La startup de energía nuclear Antares anunció el lunes 27 de julio de 2026 que ha recaudado US$470 millones en una ronda Serie C para construir pequeños reactores modulares (SMR) destinados a bases militares de Estados Unidos. La ronda fue co-liderada por Paradigm y Caffeinated Capital, con participación de Industrious Ventures, Point72 Ventures y Shine Capital, compuesta por US$370 millones en equity y US$100 millones en deuda. Esta es una de las inversiones más grandes jamás realizadas en una startup de reactores nucleares avanzados, reflejando el creciente apetito del mercado por fuentes de energía que puedan alimentar centros de datos de IA e infraestructura crítica.
El reactor de Antares es un SMR capaz de producir entre 100 kilovatios y 1 megavatio de electricidad — suficiente para abastecer hasta 750 hogares. Como muchas otras startups nucleares avanzadas, el diseño utiliza combustible TRISO, que encapsula uranio en capas de carbono y cerámica. Las esferas del tamaño de bolas de billar se enfrían con gases como helio o sales fundidas, y el revestimiento está diseñado para evitar que el combustible se derrita en reactores de alta temperatura, eliminando efectivamente el riesgo de fusión nuclear que acecha a los reactores tradicionales.
El reactor de demostración de Antares, el Mark-0, alcanzó criticidad el 4 de junio de 2026 en el Laboratorio Nacional de Idaho, convirtiéndose en uno de los primeros reactores avanzados de desarrollo privado en alcanzar este hito bajo el Programa de Reactores Piloto del Departamento de Energía (DOE). La empresa es una de las tres finalistas en el programa Advanced Nuclear Power for Installations del Pentágono, que probará SMR en bases de la Fuerza Aérea en Colorado y Montana.

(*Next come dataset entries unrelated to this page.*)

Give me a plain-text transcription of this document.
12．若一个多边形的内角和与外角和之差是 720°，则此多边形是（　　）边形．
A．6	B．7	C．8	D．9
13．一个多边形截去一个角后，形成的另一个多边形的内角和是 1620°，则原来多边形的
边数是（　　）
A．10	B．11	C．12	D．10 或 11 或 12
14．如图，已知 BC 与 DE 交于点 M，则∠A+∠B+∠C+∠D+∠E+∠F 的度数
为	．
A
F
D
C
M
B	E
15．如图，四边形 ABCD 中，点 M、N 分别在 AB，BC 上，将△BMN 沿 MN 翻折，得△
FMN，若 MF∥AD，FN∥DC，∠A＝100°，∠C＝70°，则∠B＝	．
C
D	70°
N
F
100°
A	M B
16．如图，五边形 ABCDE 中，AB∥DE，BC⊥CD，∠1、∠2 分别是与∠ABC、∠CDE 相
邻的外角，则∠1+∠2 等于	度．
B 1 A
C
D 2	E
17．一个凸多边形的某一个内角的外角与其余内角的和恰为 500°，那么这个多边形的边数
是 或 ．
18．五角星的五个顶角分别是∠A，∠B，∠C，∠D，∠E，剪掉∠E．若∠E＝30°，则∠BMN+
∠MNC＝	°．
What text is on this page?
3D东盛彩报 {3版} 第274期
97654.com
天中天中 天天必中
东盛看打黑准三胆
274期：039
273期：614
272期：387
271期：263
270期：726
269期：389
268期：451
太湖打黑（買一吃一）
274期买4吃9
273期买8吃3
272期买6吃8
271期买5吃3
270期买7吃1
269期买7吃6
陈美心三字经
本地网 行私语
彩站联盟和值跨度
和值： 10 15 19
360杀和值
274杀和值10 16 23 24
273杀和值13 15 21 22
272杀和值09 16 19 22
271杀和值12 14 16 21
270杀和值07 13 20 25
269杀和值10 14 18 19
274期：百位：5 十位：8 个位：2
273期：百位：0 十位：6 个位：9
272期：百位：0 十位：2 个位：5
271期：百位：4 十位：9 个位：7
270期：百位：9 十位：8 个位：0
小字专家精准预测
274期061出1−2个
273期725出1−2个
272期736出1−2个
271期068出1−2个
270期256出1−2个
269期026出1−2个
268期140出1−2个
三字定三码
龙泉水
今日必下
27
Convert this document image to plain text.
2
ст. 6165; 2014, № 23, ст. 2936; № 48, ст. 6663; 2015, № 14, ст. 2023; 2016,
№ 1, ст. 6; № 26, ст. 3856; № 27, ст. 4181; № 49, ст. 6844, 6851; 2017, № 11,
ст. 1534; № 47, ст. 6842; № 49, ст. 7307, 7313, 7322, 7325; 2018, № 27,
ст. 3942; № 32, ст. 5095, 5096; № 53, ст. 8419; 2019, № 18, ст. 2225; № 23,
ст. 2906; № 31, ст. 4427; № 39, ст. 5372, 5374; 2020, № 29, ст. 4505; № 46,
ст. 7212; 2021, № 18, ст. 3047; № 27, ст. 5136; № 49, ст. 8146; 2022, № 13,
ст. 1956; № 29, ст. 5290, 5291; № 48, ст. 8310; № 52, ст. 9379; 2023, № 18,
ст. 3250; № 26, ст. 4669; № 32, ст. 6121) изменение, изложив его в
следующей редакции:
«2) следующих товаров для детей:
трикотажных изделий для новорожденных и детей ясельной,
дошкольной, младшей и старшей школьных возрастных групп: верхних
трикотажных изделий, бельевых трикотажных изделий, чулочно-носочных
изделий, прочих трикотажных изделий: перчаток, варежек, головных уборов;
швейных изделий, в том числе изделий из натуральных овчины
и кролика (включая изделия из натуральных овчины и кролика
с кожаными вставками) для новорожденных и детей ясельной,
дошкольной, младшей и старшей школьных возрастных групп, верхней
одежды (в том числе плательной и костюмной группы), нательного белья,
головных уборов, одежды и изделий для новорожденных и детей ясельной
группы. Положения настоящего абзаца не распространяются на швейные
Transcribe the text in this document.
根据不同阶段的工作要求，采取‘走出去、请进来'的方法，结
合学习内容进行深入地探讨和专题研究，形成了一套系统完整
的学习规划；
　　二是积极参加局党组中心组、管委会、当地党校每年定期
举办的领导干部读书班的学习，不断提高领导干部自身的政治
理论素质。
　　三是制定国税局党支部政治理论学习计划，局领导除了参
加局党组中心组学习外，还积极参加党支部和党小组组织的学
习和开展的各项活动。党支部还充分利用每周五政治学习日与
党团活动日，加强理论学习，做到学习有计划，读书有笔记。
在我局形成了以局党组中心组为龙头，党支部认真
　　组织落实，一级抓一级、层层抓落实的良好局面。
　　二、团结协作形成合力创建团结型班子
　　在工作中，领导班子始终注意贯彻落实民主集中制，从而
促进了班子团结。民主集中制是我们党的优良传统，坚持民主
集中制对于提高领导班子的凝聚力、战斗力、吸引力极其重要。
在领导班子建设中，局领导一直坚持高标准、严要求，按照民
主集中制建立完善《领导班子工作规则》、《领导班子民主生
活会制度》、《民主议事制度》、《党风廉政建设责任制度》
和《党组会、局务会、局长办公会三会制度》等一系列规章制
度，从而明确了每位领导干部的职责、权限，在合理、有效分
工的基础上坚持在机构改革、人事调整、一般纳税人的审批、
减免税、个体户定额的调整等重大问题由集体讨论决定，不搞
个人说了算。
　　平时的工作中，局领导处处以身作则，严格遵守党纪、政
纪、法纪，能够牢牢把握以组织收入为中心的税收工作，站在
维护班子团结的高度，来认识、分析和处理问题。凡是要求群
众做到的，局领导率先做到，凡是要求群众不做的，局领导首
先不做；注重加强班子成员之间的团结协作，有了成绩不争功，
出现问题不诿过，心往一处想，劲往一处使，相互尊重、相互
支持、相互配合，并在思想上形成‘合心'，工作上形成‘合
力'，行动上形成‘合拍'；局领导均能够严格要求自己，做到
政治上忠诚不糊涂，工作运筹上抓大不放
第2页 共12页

El CEO de Antares, Jordan Bramble, declaró que la empresa pretende tener su primer reactor generando electricidad el próximo año, con despliegues en instalaciones militares de EE.UU. previstos para 2028. El contexto más amplio es el auge de la inversión en energía nuclear en Estados Unidos impulsado por la construcción masiva de centros de datos de IA y la electrificación de la economía. En abril, X-energy recaudó US$1 mil millones a través de una OPI, y Radiant Energy, Standard Nuclear y Last Energy han recaudado rondas de nueve cifras desde diciembre. En total, Antares ha recaudado US$604 millones.
Sin embargo, el camino hacia la comercialización a gran escala enfrenta obstáculos significativos. La cadena de suministro de SMR en EE.UU. aún es inmadura, y la fabricación en masa — que teóricamente reduciría los costos — generalmente toma al menos una década en materializarse. Lazard estima que los primeros SMR costarán alrededor de US$214 por megavatio-hora, más caros que la mayoría de las fuentes de energía. No sorprende que Antares haya optado por buscar contratos militares: el Pentágono es un cliente famosamente insensible al precio, dispuesto a pagar más por resiliencia energética en bases estratégicas.
El interés del Pentágono por los microrreactores no es casual. Las bases militares de EE.UU. consumen enormes cantidades de energía y, en muchos casos, dependen de redes eléctricas civiles que pueden ser vulnerables a ciberataques o interrupciones. Tener una fuente de energía autónoma, compacta y de baja emisión de carbono en cada base reduce drásticamente la vulnerabilidad logística. El programa Janus del Ejército de EE.UU., lanzado en octubre de 2025, estableció el objetivo de instalar un reactor nuclear en una base militar para septiembre de 2028 — exactamente el cronograma que Antares está persiguiendo. Si tiene éxito, Antares podría abrir un mercado multimillonario no solo en EE.UU. sino también entre los aliados de la OTAN que buscan soluciones similares de resiliencia energética.